Figure 5. Functional analysis of hMSCs cultured on PDMS substrates patterned with 2 μm spots of increasing rigidity for 12 hours

(A) Functional pathway analysis of hMSCs cultured on e-beam patterned 2 μm spot substrates with different rigidities revealed significant activation of signaling pathways as a function of spot dose relative to cells cultured on non-exposed homogenous rigidity substrates in (A) chondrogenic and (B) Osteogenic media. Red indicates an increase in pathway activation and green indicates a decrease in pathway activation relative to controls as shown in the Activation Score bar. Statistical significance of pathway modulation was calculated via a right-tailed Fisher's exact test.

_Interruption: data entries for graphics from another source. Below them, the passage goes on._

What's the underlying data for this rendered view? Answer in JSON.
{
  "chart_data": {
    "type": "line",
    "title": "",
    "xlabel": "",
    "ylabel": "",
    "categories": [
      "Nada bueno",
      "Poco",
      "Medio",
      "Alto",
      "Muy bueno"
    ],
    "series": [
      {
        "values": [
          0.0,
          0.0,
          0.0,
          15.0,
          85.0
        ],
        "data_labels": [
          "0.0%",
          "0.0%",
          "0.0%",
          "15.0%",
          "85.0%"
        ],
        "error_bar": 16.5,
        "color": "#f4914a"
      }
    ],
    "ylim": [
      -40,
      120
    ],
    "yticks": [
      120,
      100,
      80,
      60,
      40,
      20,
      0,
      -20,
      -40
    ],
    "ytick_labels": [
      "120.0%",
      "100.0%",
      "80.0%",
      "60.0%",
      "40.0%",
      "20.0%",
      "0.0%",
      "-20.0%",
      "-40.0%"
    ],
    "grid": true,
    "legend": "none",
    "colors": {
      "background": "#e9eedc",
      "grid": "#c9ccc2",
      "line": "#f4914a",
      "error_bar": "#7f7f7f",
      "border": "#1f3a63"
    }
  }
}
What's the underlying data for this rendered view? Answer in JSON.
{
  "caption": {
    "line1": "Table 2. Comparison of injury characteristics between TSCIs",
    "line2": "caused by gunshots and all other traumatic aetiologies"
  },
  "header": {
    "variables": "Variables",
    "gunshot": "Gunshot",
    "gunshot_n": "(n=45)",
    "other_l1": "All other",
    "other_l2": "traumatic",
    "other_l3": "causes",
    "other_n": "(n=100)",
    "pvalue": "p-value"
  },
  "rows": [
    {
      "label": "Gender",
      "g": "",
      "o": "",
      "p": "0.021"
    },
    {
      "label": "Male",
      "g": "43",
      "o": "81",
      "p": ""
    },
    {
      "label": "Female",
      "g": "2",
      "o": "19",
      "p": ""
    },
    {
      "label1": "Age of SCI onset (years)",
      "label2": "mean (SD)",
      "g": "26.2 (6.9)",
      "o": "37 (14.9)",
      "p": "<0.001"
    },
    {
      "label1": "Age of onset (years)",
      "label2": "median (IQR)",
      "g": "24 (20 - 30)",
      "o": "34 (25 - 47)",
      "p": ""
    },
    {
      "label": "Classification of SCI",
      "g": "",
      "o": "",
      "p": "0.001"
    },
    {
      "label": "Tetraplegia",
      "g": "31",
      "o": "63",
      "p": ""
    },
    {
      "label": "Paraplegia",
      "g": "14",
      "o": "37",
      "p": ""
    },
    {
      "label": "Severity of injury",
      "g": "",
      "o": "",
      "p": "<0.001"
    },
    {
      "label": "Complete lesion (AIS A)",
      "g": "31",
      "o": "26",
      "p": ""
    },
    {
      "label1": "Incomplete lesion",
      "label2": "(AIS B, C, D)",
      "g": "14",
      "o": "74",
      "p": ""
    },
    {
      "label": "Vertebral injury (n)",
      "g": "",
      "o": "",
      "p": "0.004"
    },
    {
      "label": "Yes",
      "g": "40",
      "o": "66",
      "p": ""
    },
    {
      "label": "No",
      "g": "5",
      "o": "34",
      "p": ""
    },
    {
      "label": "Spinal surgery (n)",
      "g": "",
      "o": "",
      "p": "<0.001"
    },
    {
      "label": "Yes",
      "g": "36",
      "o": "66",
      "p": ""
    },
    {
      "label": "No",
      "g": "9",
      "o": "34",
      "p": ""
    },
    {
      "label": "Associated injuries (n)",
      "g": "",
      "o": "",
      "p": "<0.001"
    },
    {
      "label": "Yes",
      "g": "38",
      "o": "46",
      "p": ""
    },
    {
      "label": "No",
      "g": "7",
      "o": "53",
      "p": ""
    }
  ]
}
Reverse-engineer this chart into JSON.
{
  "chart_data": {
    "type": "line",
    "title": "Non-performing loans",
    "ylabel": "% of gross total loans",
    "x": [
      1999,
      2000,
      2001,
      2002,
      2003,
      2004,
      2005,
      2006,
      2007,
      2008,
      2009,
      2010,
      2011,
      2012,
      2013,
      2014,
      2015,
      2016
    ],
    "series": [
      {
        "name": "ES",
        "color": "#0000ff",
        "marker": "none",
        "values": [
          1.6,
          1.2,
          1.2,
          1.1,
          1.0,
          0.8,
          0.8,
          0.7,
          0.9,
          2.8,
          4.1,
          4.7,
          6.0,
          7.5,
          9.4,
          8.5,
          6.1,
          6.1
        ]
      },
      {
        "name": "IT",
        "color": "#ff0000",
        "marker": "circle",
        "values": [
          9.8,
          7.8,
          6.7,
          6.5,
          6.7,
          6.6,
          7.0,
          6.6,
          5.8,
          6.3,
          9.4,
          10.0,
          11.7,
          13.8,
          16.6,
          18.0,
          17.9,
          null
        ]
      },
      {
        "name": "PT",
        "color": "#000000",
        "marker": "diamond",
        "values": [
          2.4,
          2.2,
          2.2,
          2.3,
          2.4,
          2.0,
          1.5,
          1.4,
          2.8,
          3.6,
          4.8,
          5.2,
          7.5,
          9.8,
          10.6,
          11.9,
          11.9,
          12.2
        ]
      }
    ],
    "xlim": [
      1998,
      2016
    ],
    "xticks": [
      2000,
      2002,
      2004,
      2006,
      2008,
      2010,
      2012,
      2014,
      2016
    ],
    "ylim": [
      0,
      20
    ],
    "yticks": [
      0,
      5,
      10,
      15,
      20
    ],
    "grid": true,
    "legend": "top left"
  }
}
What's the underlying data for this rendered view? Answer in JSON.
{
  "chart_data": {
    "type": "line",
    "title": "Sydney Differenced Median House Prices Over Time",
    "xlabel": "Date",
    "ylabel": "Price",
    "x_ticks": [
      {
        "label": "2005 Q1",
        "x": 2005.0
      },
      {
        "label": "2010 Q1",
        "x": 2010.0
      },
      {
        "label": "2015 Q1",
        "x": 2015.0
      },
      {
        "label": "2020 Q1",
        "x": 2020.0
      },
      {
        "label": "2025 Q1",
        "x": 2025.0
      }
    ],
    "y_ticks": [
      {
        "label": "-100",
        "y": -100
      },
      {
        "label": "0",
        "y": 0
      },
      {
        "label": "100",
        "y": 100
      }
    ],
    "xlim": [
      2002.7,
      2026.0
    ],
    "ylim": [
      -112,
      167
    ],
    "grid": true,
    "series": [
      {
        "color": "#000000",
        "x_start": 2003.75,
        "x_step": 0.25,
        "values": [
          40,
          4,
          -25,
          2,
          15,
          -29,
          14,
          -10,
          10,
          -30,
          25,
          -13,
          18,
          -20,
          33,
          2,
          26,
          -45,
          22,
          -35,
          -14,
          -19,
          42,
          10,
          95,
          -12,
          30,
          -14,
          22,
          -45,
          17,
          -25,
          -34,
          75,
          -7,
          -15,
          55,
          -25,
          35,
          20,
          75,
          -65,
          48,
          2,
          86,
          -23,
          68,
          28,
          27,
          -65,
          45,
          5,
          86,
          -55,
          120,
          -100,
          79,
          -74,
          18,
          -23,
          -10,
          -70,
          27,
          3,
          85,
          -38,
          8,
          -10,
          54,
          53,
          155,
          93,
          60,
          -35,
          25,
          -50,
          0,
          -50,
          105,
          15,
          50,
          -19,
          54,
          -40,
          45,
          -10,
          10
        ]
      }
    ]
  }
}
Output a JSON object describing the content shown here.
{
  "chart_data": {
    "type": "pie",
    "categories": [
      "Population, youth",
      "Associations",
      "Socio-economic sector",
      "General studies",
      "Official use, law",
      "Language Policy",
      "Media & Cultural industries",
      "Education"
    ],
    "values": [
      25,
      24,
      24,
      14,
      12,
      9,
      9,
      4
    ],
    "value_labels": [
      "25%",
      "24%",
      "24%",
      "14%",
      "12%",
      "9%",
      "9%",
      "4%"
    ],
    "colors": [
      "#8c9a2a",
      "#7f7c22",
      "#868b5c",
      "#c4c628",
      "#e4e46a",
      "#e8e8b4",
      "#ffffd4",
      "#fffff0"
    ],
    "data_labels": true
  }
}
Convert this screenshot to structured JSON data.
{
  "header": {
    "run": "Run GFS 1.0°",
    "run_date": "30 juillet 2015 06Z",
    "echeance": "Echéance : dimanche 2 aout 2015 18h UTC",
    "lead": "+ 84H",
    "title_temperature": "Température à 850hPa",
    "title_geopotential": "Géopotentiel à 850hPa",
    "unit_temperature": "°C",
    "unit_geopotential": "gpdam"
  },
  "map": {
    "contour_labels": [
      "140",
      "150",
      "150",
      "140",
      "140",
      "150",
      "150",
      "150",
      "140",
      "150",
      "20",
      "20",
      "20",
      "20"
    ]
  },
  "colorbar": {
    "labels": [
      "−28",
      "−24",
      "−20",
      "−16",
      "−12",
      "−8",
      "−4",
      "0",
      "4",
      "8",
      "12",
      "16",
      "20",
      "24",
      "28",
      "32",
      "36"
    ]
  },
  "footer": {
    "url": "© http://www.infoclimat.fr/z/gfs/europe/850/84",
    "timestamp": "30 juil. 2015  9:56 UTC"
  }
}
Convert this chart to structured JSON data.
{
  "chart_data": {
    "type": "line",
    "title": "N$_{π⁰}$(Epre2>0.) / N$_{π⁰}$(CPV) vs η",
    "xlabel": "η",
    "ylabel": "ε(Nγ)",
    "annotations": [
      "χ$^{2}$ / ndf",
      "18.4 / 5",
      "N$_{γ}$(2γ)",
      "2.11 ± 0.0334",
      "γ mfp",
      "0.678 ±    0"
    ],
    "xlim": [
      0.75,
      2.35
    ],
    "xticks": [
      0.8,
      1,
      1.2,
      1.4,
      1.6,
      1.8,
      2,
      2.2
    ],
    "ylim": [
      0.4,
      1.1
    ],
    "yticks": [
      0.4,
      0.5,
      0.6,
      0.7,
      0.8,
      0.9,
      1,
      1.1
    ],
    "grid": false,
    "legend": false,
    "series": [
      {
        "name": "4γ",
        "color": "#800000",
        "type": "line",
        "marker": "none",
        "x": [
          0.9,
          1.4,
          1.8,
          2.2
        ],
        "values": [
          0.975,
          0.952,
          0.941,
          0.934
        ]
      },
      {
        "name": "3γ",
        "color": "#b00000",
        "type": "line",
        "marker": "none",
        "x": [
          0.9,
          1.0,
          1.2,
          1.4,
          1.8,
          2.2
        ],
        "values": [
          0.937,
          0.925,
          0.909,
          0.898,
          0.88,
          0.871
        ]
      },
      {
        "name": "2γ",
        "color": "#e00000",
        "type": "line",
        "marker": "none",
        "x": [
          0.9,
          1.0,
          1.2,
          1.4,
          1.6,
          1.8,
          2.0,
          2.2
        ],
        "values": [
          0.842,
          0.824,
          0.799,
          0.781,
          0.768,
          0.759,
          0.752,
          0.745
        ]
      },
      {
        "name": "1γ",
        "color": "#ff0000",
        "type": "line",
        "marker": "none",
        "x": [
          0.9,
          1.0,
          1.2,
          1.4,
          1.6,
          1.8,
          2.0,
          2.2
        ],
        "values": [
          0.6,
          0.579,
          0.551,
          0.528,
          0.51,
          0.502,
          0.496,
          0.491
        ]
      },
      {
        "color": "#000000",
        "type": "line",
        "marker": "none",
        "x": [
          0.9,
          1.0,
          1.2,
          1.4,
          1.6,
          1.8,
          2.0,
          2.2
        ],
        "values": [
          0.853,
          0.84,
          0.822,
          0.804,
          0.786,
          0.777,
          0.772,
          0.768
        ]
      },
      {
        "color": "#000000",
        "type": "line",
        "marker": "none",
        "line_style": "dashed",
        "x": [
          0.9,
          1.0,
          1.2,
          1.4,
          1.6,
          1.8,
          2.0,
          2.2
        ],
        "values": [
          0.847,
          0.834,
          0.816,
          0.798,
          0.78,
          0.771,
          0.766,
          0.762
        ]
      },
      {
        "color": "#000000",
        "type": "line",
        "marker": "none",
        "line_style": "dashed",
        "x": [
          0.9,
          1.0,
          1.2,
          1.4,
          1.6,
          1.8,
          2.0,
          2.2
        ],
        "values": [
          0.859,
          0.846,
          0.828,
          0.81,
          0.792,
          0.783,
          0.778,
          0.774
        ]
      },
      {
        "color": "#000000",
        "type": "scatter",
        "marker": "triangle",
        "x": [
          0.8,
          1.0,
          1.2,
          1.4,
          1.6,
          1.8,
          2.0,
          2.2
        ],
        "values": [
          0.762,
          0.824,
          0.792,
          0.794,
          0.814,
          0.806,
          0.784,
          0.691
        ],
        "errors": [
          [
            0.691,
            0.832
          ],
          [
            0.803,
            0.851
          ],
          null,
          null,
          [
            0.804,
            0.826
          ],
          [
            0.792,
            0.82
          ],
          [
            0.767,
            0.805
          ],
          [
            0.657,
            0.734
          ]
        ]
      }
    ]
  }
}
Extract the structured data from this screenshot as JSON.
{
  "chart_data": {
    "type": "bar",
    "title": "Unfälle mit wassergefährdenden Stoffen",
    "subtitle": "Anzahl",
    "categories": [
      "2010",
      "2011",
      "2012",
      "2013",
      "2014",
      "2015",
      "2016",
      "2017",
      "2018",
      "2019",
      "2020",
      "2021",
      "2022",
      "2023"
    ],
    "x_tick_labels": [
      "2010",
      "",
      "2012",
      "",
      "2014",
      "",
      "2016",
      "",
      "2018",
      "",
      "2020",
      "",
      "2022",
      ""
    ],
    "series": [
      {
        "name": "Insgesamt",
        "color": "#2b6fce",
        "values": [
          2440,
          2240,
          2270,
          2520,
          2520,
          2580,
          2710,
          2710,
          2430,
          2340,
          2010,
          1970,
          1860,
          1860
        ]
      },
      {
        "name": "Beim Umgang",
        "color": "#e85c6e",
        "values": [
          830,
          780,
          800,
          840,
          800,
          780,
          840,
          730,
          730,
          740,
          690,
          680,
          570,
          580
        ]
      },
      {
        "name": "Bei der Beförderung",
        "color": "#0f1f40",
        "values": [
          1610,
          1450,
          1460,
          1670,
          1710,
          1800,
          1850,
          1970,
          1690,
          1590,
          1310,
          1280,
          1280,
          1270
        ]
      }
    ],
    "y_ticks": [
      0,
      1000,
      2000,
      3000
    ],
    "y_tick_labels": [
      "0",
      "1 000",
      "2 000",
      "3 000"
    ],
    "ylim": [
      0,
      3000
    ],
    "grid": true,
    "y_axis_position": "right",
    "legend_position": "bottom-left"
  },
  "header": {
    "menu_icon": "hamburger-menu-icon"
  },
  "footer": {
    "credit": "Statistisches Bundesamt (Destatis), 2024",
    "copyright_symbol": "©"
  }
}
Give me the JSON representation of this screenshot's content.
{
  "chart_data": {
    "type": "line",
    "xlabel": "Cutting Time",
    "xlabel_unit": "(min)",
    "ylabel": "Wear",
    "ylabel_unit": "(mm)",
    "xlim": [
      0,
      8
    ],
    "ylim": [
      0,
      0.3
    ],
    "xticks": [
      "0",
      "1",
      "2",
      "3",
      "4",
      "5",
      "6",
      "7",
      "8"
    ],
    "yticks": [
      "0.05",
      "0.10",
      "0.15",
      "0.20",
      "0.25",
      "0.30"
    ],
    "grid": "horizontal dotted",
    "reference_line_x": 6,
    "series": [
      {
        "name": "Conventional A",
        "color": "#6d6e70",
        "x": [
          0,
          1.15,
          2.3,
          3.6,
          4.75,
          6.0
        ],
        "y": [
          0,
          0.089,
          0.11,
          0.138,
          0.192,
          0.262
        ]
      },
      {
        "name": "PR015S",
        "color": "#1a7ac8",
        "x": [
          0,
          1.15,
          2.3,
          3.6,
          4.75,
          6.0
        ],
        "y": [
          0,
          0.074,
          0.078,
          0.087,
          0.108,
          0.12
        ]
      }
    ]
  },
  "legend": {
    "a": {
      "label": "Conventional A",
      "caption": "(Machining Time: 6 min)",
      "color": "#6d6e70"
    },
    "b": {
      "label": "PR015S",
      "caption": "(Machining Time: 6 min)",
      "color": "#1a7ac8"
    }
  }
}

Figure 6. Functional analysis of hMSCs cultured on PDMS substrates patterned with ∼350 MPa spots of increasing spot diameter for 12 hours

Functional pathway analysis of hMSCs cultured on e-beam patterned spots with diameters ranging from 500-2000 nm revealed significant activation of signaling pathways as a function of spot size relative to cells cultured on control homogeneous rigidity substrates in (A) chondrogenic and (B) Osteogenic media. Red indicates a increase in pathway activation and green indicates a decrease in pathway activation relative to controls as shown in the Activation Score bar. Statistical significance of pathway modulation was calculated via a right-tailed Fisher's exact test.